Inverizon is a Missouri company providing agricultural services. When Bell Atlantic announced that it was adopting VERIZON as a housemark, Inverizon got in line and sent Verizon a demand letter. After Verizon responded, Inverizon left Verizon on indefinite hold. The Declaratory Judgment Act is intended to end such limbos so Verizon filed a DJ action in Missouri, seeking a declaration of non-infringment under hte LAnham Act. Six weeks later, Inverizon brought a suit in Missouri state court, leaving out any federal claims. The district court stayed.
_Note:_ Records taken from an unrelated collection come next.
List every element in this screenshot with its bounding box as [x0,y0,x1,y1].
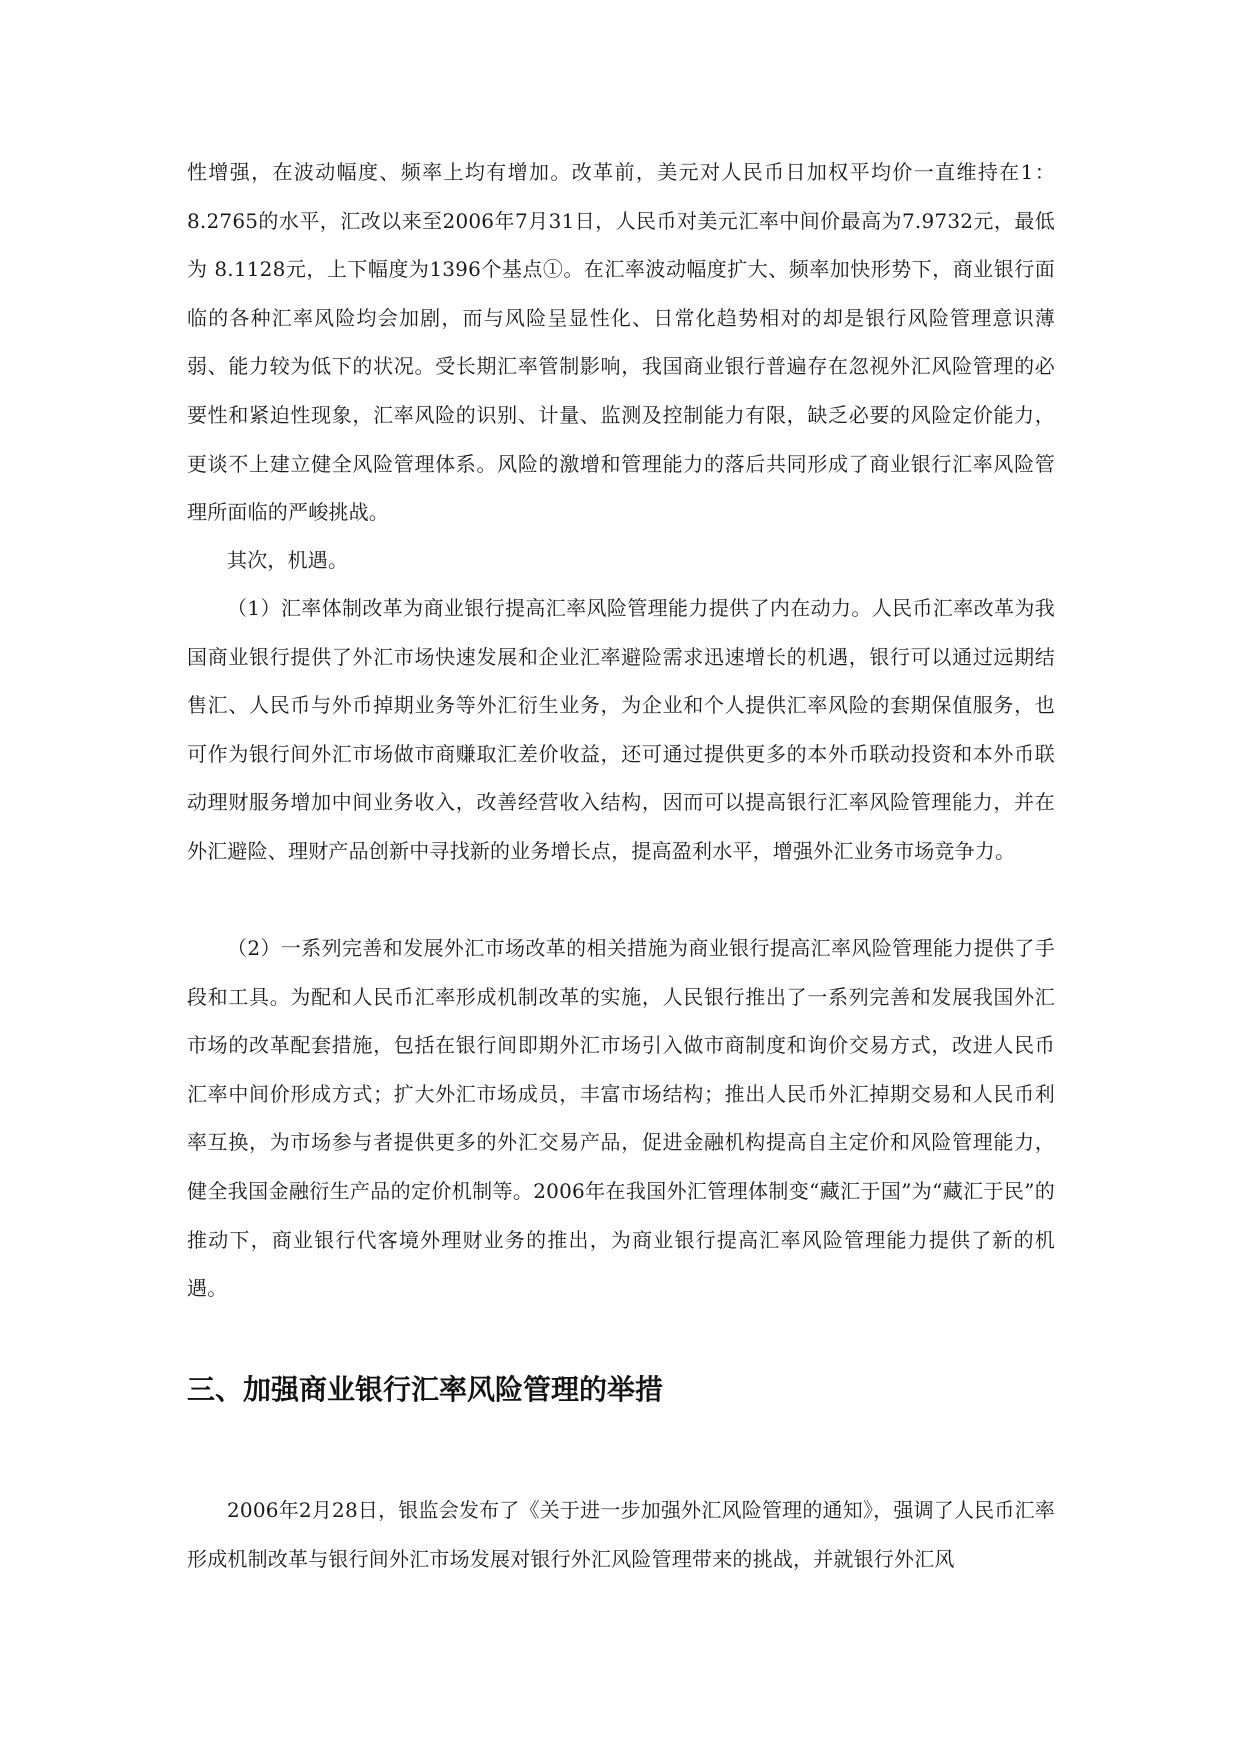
body-paragraph-opportunity-intro: 其次，机遇。 [227,548,349,572]
body-paragraph-measures: 2006年2月28日，银监会发布了《关于进一步加强外汇风险管理的通知》，强调了人民币汇率形成机制改革与银行间外汇市场发展对银行外汇风险管理带来的挑战，并就银行外汇风 [187,1498,1055,1571]
section-heading: 三、加强商业银行汇率风险管理的举措 [187,1373,664,1406]
body-paragraph-opportunity-2: （2）一系列完善和发展外汇市场改革的相关措施为商业银行提高汇率风险管理能力提供了手段和工具。为配和人民币汇率形成机制改革的实施，人民银行推出了一系列完善和发展我国外汇市场的改革配套措施，包括在银行间即期外汇市场引入做市商制度和询价交易方式，改进人民币汇率中间价形成方式；扩大外汇市场成员，丰富市场结构；推出人民币外汇掉期交易和人民币利率互换，为市场参与者提供更多的外汇交易产品，促进金融机构提高自主定价和风险管理能力，健全我国金融衍生产品的定价机制等。2006年在我国外汇管理体制变“藏汇于国”为“藏汇于民”的推动下，商业银行代客境外理财业务的推出，为商业银行提高汇率风险管理能力提供了新的机遇。 [187,936,1055,1301]
body-paragraph-opportunity-1: （1）汇率体制改革为商业银行提高汇率风险管理能力提供了内在动力。人民币汇率改革为我国商业银行提供了外汇市场快速发展和企业汇率避险需求迅速增长的机遇，银行可以通过远期结售汇、人民币与外币掉期业务等外汇衍生业务，为企业和个人提供汇率风险的套期保值服务，也可作为银行间外汇市场做市商赚取汇差价收益，还可通过提供更多的本外币联动投资和本外币联动理财服务增加中间业务收入，改善经营收入结构，因而可以提高银行汇率风险管理能力，并在外汇避险、理财产品创新中寻找新的业务增长点，提高盈利水平，增强外汇业务市场竞争力。 [187,596,1055,863]
body-paragraph-challenge: 性增强，在波动幅度、频率上均有增加。改革前，美元对人民币日加权平均价一直维持在1：8.2765的水平，汇改以来至2006年7月31日，人民币对美元汇率中间价最高为7.9732元，最低为 8.1128元，上下幅度为1396个基点①。在汇率波动幅度扩大、频率加快形势下，商业银行面临的各种汇率风险均会加剧，而与风险呈显性化、日常化趋势相对的却是银行风险管理意识薄弱、能力较为低下的状况。受长期汇率管制影响，我国商业银行普遍存在忽视外汇风险管理的必要性和紧迫性现象，汇率风险的识别、计量、监测及控制能力有限，缺乏必要的风险定价能力，更谈不上建立健全风险管理体系。风险的激增和管理能力的落后共同形成了商业银行汇率风险管理所面临的严峻挑战。 [187,160,1055,525]
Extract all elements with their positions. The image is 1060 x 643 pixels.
The Eighth Circuit has now reversed (click on ‘full text search’ and use Inverizon as a search term). It ruled that the lower court had erred in finding that Inverizon was deprived of its forum (it clearly wasn’t rushing up the court house steps when Verizon filed its action) and, importantly, the lower court had not considered whether a federal court should be deciding Verizon’s federal claim, when it stayed the federal action.
What is of interest is the concurrence by Justice Bye, placed in the context of the federalization of trademark law. He strongly believes that federal courts should try federal questions, however, under prevailing law, had the lower court considered that factor and still stayed the federal action, that in and of itself what not have constituted the abuse of discretion necessary to overturn the stay. It is because the lower court did not even evaluate the federal question factor that the decision represented an abuse of discretion, and therefore the decision can be overturned. And, while we’re at it, the Justice throws in a shot at state trademark law, namely that no one cares about it anymore (I’m paraphrasing), and that in the future, it should be the practice that federal questions, at least federal trademark questions, should only be decided by federal courts.